In unpacking such issues, the analyses and policies recommended by the guidance document even-handedly emphasize what freedoms are at stake and what security concerns ought to enter the equation. As a general rule, the document’s recommendations emphasize that positive international human rights law does not accept any a priori sacrificing of religious freedom in the interest of overly abstract or hypothetical security risks. Certainly, international human rights law recognizes that a number of fundamental freedoms are not absolute, including the freedom to manifest a religion (but excluding the freedom to have/adopt/change/leave one’s religion) and state restrictions may be legitimate when other public goods, such as public order or the rights and freedoms of others, are genuinely at stake. But international human rights law at the same time insists that states carry the burden of substantiating real and imminent threats to these public goods before imposing restrictions. Abstract conjecture, sensationalism, fears, or prejudices, on behalf of the legislature, judges, or security officers naturally fall short of the stringent legal tests imposed by international law and international human rights monitors.
Most importantly, the guidance document implicitly teaches that not every contemporary “security” issue requires a new, designated “security law” or measure.
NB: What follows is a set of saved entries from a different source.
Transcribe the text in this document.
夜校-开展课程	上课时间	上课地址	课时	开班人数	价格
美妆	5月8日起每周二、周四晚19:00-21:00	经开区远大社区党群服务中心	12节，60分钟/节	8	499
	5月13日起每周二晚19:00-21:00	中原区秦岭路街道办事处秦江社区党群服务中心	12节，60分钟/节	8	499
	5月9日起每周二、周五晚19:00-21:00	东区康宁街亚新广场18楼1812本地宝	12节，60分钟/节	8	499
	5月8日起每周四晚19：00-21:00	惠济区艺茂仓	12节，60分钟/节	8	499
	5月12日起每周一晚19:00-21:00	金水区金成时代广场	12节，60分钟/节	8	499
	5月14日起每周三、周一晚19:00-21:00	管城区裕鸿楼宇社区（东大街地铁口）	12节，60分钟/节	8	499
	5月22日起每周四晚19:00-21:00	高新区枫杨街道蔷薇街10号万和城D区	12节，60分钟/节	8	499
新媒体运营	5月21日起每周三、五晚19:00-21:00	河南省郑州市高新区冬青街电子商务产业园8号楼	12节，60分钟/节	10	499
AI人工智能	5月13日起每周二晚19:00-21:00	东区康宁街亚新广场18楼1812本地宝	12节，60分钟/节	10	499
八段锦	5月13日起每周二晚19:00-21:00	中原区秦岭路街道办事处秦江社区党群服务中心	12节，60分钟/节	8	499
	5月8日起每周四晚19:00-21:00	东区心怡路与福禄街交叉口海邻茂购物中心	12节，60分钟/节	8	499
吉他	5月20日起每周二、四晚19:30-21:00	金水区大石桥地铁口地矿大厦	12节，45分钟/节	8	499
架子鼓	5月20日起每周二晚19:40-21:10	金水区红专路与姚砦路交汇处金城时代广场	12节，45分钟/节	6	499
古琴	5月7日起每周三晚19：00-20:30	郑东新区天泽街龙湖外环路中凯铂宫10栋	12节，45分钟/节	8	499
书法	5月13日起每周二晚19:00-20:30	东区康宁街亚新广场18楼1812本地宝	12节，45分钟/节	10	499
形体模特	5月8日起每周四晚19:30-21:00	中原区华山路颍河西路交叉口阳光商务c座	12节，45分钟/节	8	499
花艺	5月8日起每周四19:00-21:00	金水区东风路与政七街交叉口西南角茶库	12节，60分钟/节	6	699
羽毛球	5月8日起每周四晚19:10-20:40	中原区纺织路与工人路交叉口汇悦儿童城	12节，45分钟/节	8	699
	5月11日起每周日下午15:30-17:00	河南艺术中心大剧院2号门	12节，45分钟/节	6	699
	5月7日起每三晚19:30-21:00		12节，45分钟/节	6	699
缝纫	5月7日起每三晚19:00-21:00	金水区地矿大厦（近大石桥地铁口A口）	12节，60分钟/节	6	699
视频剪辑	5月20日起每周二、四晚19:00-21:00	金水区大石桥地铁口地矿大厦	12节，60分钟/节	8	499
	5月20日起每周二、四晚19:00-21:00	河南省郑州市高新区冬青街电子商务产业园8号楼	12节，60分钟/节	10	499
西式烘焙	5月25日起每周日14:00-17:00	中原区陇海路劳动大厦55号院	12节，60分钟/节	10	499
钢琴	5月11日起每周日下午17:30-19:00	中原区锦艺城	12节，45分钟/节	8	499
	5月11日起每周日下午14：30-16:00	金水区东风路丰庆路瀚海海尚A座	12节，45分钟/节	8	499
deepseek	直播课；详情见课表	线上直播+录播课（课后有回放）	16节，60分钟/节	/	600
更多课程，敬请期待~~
Typically, in the face of individuals or groups truly abusing their rights, (criminal and other) laws are already in place that are up to the challenge, including measures that discourage, sanction, or criminally punish certain types of behaviour. Special laws targeting yet new forms of “extremism,” “excesses,” or “dangers” may perfectly serve to stifle the unorthodox and the non-mainstream but generally fail to serve human rights protection—and, even more, may be counter-productive from a (comprehensive) security perspective, after all.